After more than 30 years of offering secondary teacher certification through the Bryn Mawr/Haverford Education Program (and a minor in education studies since 1998), Bryn Mawr College now offers students here and at Haverford the option to major in Education Studies through the new Education Department.
“There was a time when people could only imagine that you would study education if you were planning to become a classroom teacher,” says Alice Lesnick, term professor and chair of the Bryn Mawr/Haverford Education Department. “And that's a good reason to study. We have a large, wonderful group of students and alum who are classroom-based or school-based educators. But of course, education is an academic field that people do a whole lot of things with and from.”
Professor of Education Alison Cook-Sather has been part of the Bi-Co Education Program/Department since shortly after its founding in the early '90s, and along with colleagues including Lesnick has shaped the program to enact a partnership approach to education and to be a leader in enacting and promoting “student voice” in education. So, it should come as no surprise that when it came to applying to become a primary field of study, students took the lead.

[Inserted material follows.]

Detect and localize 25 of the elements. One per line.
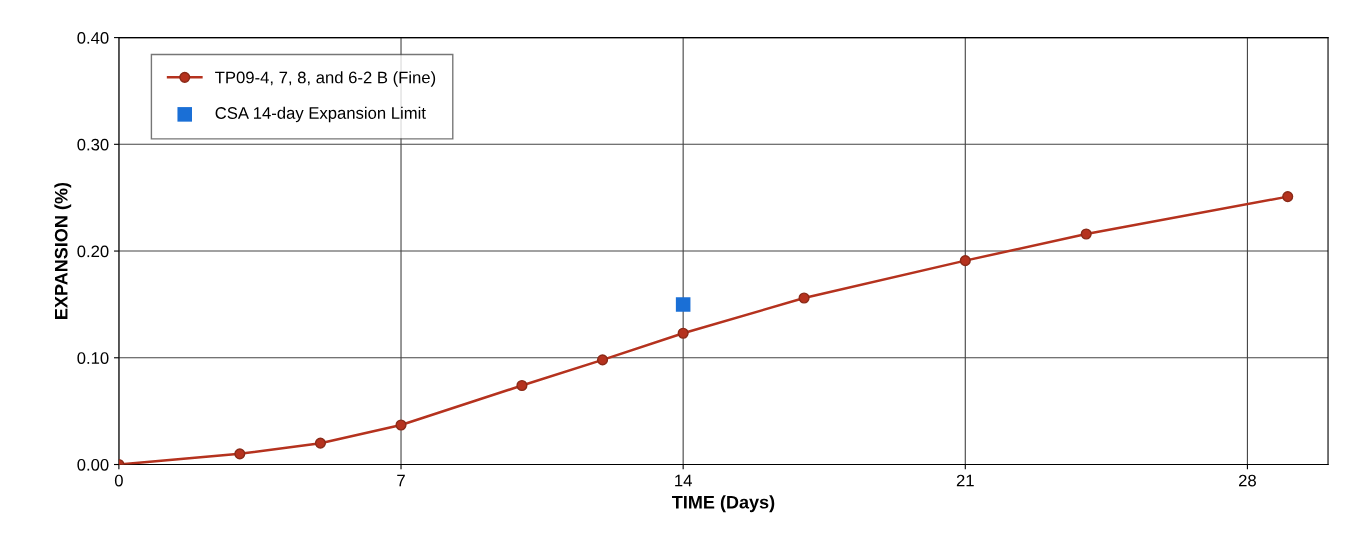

During the fall semester, Cook-Sather offered a half-credit independent study course for Education students to help create a major proposal for the undergraduate Curriculum Committee. Eight students applied and joined the group: Emma Adelman ’25, Kat Erickson HC ’25, Claire Ford ‘25; Joanna Gu 23, Olivia Harkins-Finn ‘23; Isabel Martin HC ’23, Sunny Martinez HC ‘24 and Thea Risher HC ‘24.
“I was surprised by how much input and voice I had in the creation of the major,” says Claire Ford, who helped draft the proposal and now plans to double major in education and sociology. “It was unlike anything I had done before because there weren’t just student voices being listened to, but rather we were the voices creating the major. We, as a group of eight or so, were able to directly put our ideas and thoughts into this proposal.”

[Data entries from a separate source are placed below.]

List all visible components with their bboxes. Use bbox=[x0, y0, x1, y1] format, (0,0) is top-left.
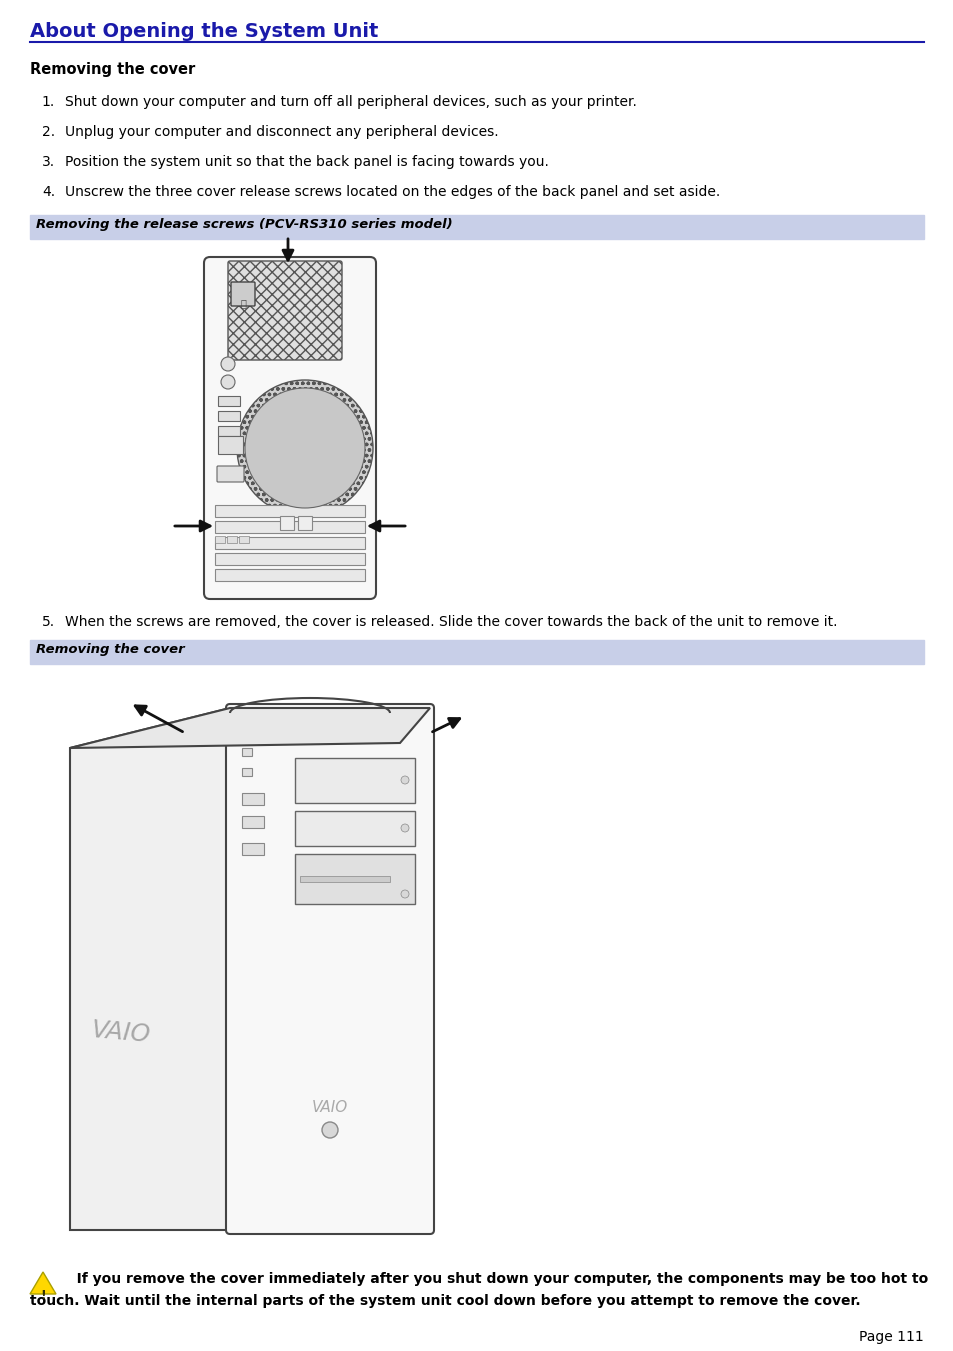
Bar bbox=[214, 536, 365, 549]
Bar bbox=[280, 516, 294, 530]
FancyBboxPatch shape bbox=[216, 466, 244, 482]
Bar bbox=[218, 396, 240, 407]
Bar bbox=[242, 843, 264, 855]
Bar bbox=[214, 521, 365, 534]
Bar bbox=[218, 411, 240, 422]
Text: !: ! bbox=[40, 1289, 46, 1302]
Text: Removing the cover: Removing the cover bbox=[36, 643, 185, 657]
Circle shape bbox=[221, 357, 234, 372]
Bar bbox=[299, 875, 390, 882]
Bar bbox=[294, 811, 415, 846]
Text: 2.: 2. bbox=[42, 126, 55, 139]
FancyBboxPatch shape bbox=[231, 282, 254, 305]
Bar bbox=[218, 426, 240, 436]
FancyBboxPatch shape bbox=[228, 261, 341, 359]
Polygon shape bbox=[70, 708, 430, 748]
Text: 3.: 3. bbox=[42, 155, 55, 169]
Bar bbox=[214, 536, 225, 543]
Circle shape bbox=[400, 824, 409, 832]
Text: Page 111: Page 111 bbox=[859, 1329, 923, 1344]
Text: 1.: 1. bbox=[42, 95, 55, 109]
Bar bbox=[294, 854, 415, 904]
Bar bbox=[30, 215, 923, 239]
Bar bbox=[30, 640, 923, 663]
Text: VAIO: VAIO bbox=[312, 1100, 348, 1115]
Circle shape bbox=[400, 890, 409, 898]
Bar bbox=[242, 793, 264, 805]
Text: If you remove the cover immediately after you shut down your computer, the compo: If you remove the cover immediately afte… bbox=[62, 1273, 927, 1286]
Text: VAIO: VAIO bbox=[90, 1019, 152, 1047]
Bar bbox=[242, 767, 252, 775]
Polygon shape bbox=[30, 1273, 56, 1294]
Text: Removing the release screws (PCV-RS310 series model): Removing the release screws (PCV-RS310 s… bbox=[36, 218, 452, 231]
Text: 4.: 4. bbox=[42, 185, 55, 199]
Bar bbox=[294, 758, 415, 802]
Text: Removing the cover: Removing the cover bbox=[30, 62, 195, 77]
Bar bbox=[218, 436, 243, 454]
Bar bbox=[227, 536, 236, 543]
FancyBboxPatch shape bbox=[226, 704, 434, 1233]
Bar bbox=[214, 505, 365, 517]
FancyBboxPatch shape bbox=[204, 257, 375, 598]
Circle shape bbox=[322, 1121, 337, 1138]
Circle shape bbox=[221, 376, 234, 389]
Bar bbox=[214, 569, 365, 581]
Bar bbox=[297, 516, 312, 530]
Text: Unplug your computer and disconnect any peripheral devices.: Unplug your computer and disconnect any … bbox=[65, 126, 498, 139]
Text: touch. Wait until the internal parts of the system unit cool down before you att: touch. Wait until the internal parts of … bbox=[30, 1294, 860, 1308]
Circle shape bbox=[236, 380, 373, 516]
Polygon shape bbox=[70, 708, 230, 1229]
Text: When the screws are removed, the cover is released. Slide the cover towards the : When the screws are removed, the cover i… bbox=[65, 615, 837, 630]
Text: Position the system unit so that the back panel is facing towards you.: Position the system unit so that the bac… bbox=[65, 155, 548, 169]
Text: 5.: 5. bbox=[42, 615, 55, 630]
Bar bbox=[239, 536, 249, 543]
Bar bbox=[242, 748, 252, 757]
Circle shape bbox=[400, 775, 409, 784]
Text: Shut down your computer and turn off all peripheral devices, such as your printe: Shut down your computer and turn off all… bbox=[65, 95, 637, 109]
Bar bbox=[242, 816, 264, 828]
Text: Unscrew the three cover release screws located on the edges of the back panel an: Unscrew the three cover release screws l… bbox=[65, 185, 720, 199]
Text: About Opening the System Unit: About Opening the System Unit bbox=[30, 22, 378, 41]
Text: ⏻: ⏻ bbox=[240, 299, 246, 308]
Circle shape bbox=[245, 388, 365, 508]
Bar bbox=[214, 553, 365, 565]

“As students, we knew what the needs are for the major, and we tried our best to make sure those were addressed,” adds Joanna Gu, who will be graduating this year with an education minor.
After the students spent the semester working on the proposal, Lesnick and Cook-Sather refined it over the winter break and submitted it to the Curriculum Committee at the start of this semester.
Made up of five faculty members, the Curriculum Committee is empowered to make a variety of curriculum policy decisions, including changing a program of study from being offered as a minor to a major.
“The Curriculum Committee found the proposal for the educational major compelling for its demonstration of curricular depth and clearly articulated pathways for majoring students,” wrote Associate Professor of History Anita Kurimay on behalf of the committee. “The proposed major will integrate well into the existing curriculum as well as department and program offerings at BMC. The Committee was impressed by how thorough and thoughtful the proposal was in terms of specific data collected for both Bryn Mawr and peer institutions.”
The major offers students the choice of five specializations. All five entail studies of how knowledge, culture, language, and power interrelate and bear on teaching and learning across contexts. Each is studied within the overarching frame of research, policy, and practice, and focused in one of the following arenas: Secondary Education with Certification (paired with a major in the discipline in which students plan to teach), Secondary Education, Higher Education, Elementary Education, and Out-of-School Contexts. The option to complete a minor remains, both for those students seeking secondary teaching certification and those seeking a more general preparation for lifelong teaching and learning.
“We're not expanding our offerings or our staffing. We are offering, basically, a clarification of possible pathways through existing curriculum that students have been pursuing for a long time. Having those constitute a major legitimates students’ choices to pursue these paths,” says Cook-Sather. “It signals to students that the choices they make in study and in practice are recognized by the institution.”
The designation as a major also recognizes the importance of education as a field of study that extends well beyond teacher preparation.
“Any of us who do professional work of any kind end up in teaching and learning and mentoring relationships,” says Lesnick. “A lot of students are interested in being part of organizations and institutions that make change, broaden access, increase representation, or change unfair structures. All of those efforts involve education.”